O organismo humano, apesar de ter a mesma estrutura, difere de pessoa para pessoa, pelo que as reacções de cada tratamento podem também ser diferentes, nomeadamente a nível de resultados e possíveis efeitos colaterais.

No que diz respeito às alterações no estilo de vida e à fisioterapia, são poucas as complicações que podem surgir, para não dizer nulas, pois a nível de efeitos secundários todos eles serão positivos para a sua saúde.
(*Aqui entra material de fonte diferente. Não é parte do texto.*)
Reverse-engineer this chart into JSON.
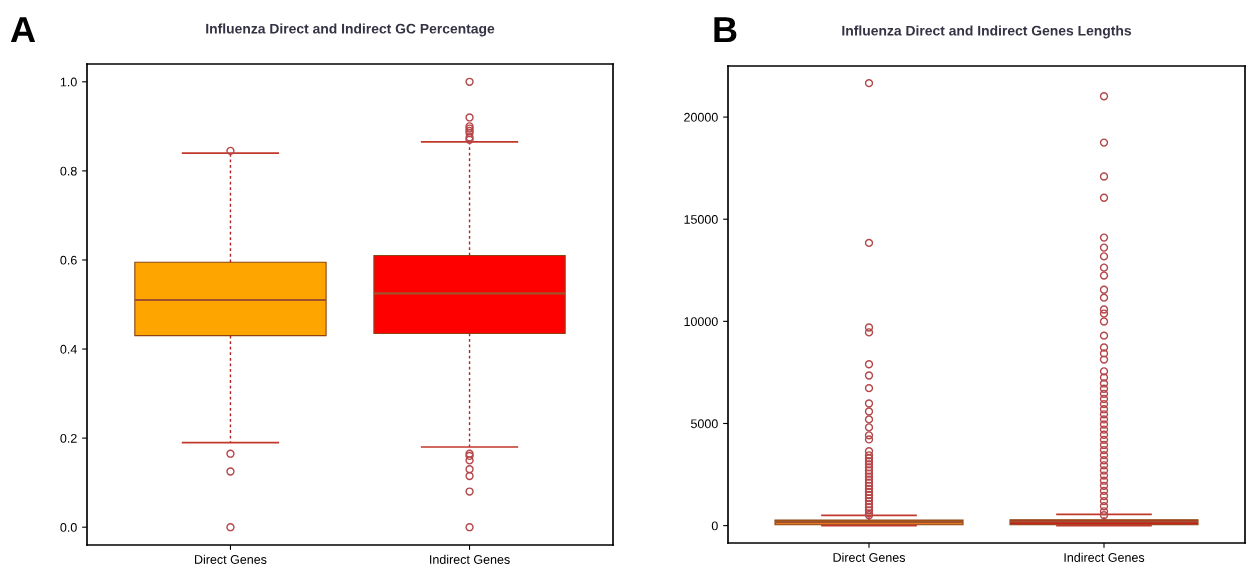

Por outro lado, a administração de fármacos e as cirurgias podem trazer algumas complicações, nomeadamente as reacções aos medicamentos, ou até as chamadas complicações cirúrgicas, contudo com o acompanhamento médico especializado, rapidamente podem ultrapassar esses momentos.

Além disso, o surgimento da doença apresenta também complicações para o dia-a-dia dos pacientes, nomeadamente uma redução significativa das suas capacidades físicas, na realização de tarefa que outrora eram comuns e acessíveis, assim como a redução de capacidade de andar ou correr.

Como Prevenir

Não há tratamento mais assertivo e eficaz do que a prevenção, por isso, sendo esta uma das doenças mais comuns nos dias de hoje, principalmente na sociedade desenvolvida, existem algumas formas de prevenir o surgimento destas ou pelo menos atrasar o seu surgimento.

Tendo em conta que o peso é um dos factores mais importantes para o aparecimento desta doença, tratar a obesidade é fundamental para evitar que a artrose apareça, mais tarde ou mais cedo. Para isso, é essencial que inicie uma alimentação equilibrada e se possível combinar com a prática de exercício físico, desde que adequado. Além disso, existem alguns hábitos que se vão ganhando ao longo dos anos, que funcionam como desvios axiais ou dismetrias dos membros, que para as articulações é crucial para o aparecimento de problemas.

A protecção das articulações é a forma mais eficaz de prevenir a artrose, isto é, é aconselhado que fortaleça os quadricípetes, os músculos da coxa, para evitar que a zona dos joelhos seja demasiada afectada com alguns movimentos feitos. Para além disso, a sobrecarga articular ou os exercícios físicos demasiado puxados devem ser eliminados da sua rotina diária, nomeadamente o caso da elevação de pesos, sem acompanhamento e com uma progressão demasiado elevada, não dando tempo para que as próprias articulações se habituem.

O sedentarismo, algo muito comum nas faixas etárias mais elevadas, é uma das principais causas da artrose, contudo, para prevenir que tal não acontece, aconselhamos sempre que tenha ajuda profissional e acompanhamento diário, evitando piorar a situação com a prática de exercícios errados ou esforços exagerados.